Bloody Revenge: Titus Andronicus Review
Know anything about Shakespeare’s Titus Andronicus and you know that it’s a very bad idea to sit near the front. Anything could happen. Any manner of fluids could be sprayed as far back as the third row. It is an experience that must be braved, and this RSC production is one worth braving.
We entered the theatre to be greeted with a scene that could equally have been a hospital or a church. Beautiful blue, black and white mosaic tiles were patterned over the floor and columns; the balcony and windows had the look and feel of an ancient place of worship, and yet the gothic black curtain at the back of the scene with its militant insignia suggested otherwise. The stage design used the Swan Theatre’s thrust stage fantastically to emphasise the scope of the production space.
As the play opened, nurses clad in black habits up to their eyes tended to three unconscious male bodies on stretchers. An old-fashioned radio murmured incomprehensibly. Smoke curled around the wheeled legs of the stretchers. One of the nuns sat casually smoking. Two men strode onstage, one older, one younger and both bruised, bloodied and battered in muddied military uniforms, returned to Rome. And so the revenge tragedy began.
Fire; blood; rape; murder. Titus Andronicus throws everything at you. Within the first five minutes, the tone is set with the heart-wrenching wails of Katy Stephens’ Tamora as her eldest son is sacrificed, and then the Andronicus family’s faces are smeared in his blood. This is one of Shakespeare’s first and most violently bloody plays. And yet, what emerges, especially after the turn of the second half, is the black comedy, more than anything else. Director Michael Fentiman’s creation of a very physical and choreographed play lends it its hilarity, with the physical use onstage of bodies and body parts consistently bringing the audience to an unintentional half-laugh, half-groan of disgust. A pram of body parts is wheeled across the stage, severed heads are held to ears, sundered hands stroke faces, and at one point the mutilated Lavinia carries her father’s bloody, cleaven hand offstage in her own tongue-less mouth.
Demetrius (Perry Millward) and Chiron (Jonny Weldon) have been cast as modern-day, yobbish teenagers wheeling around on bikes. These two fantastic performances, considering Millward is barely 20 years old. Fentiman’s take on Tamora’s sons interestingly considered the pair as two scared young boys, manipulated by the adults around them and their own hormones, rather than as the lust-driven rapists they could have portrayed. The boys’ youth and naivety is especially contrasted with Kevin Harvey’s excellent Scouse Aaron, who takes a sick pleasure in stabbing a nurse to death between her legs.

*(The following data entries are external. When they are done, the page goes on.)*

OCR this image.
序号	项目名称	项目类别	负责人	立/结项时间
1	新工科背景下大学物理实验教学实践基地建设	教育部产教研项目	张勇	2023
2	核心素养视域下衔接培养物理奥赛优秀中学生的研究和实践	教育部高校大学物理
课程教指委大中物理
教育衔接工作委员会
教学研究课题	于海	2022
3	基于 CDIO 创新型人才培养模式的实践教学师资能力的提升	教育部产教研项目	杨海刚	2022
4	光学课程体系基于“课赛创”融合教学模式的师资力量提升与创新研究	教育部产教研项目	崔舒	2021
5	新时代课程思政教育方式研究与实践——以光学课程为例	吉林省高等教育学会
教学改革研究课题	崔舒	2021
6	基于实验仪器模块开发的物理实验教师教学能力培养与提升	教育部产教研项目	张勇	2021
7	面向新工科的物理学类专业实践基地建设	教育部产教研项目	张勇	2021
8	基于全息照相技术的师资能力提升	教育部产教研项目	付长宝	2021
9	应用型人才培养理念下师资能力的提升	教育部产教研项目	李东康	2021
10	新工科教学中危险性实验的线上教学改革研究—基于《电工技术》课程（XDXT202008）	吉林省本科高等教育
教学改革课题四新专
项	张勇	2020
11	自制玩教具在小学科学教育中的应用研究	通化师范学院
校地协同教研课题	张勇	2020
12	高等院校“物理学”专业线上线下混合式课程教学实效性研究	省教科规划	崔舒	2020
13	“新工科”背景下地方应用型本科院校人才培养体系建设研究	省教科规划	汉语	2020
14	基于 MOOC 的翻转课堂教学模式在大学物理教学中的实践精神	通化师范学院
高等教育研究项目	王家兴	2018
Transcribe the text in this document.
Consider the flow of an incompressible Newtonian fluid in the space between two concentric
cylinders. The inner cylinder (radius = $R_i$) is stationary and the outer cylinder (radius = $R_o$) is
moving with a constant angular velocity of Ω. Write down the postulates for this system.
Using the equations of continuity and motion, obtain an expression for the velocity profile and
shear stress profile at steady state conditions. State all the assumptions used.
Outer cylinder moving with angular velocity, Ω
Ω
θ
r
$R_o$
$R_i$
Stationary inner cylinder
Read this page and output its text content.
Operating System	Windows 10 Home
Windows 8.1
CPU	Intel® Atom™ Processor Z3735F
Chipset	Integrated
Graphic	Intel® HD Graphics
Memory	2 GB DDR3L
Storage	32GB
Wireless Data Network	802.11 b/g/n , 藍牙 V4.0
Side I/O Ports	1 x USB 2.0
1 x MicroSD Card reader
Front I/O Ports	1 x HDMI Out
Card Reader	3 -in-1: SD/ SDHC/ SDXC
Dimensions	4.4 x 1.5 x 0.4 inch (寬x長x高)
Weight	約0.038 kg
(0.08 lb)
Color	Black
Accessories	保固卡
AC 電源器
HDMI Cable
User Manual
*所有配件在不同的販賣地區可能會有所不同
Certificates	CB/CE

It is towards the end that Fentiman really stamps his directorial signature, taking inspiration from Julie Taymor’s 1999 film Titus. The fly scene feels utterly out of place and uncomfortably comical set around the breakfast table, with the diminished and disfigured Andronicus family sitting down to eat their toast and eggs like any other day. The hanging of the blind Clown also sits uncomfortably with an audience familiar with the text and expecting comic relief here. Then we find comedy where we might not expect it; Titus’ last moments are spent in a French maid’s dress and the play’s conclusion devolves into a scene of absolute bloody chaos and hilarity. Blood and bodies fly across the stage, and the remaining few left at the end to deliver their lines must tackle the obstacle course of a stage strewn with bodies and props.
We do encounter darker notes as the play closes and Titus suffocates his daughter Lavinia to save her from her shame, rather than stabbing her. Questions of pity, grief and paternal love emerge, and we take note of the refusal to penetrate a daughter who has already twice been violently raped with the phallic, masculine dagger. Hers is also the only death accompanied by hauntingly ethereal music. The play ends ambiguously – Young Lucius holds Aaron and Tamora’s mixed-race child, and raises a pie-cutter as if to stab the child as Aaron the Moor looks on in horror.
The first half was the more than slightly unconvincing and as one of Shakespeare’s first plays, it is often written off as one his weaker. But despite an unconvincing start, the set is fantastic, the acting overall excellent and the play definitely worth seeing before its final run – just avoid the front row, or be prepared for mud and blood to come your way.
Titus Andronicus is playing at the RSC’s Swan Theatre until 26 October.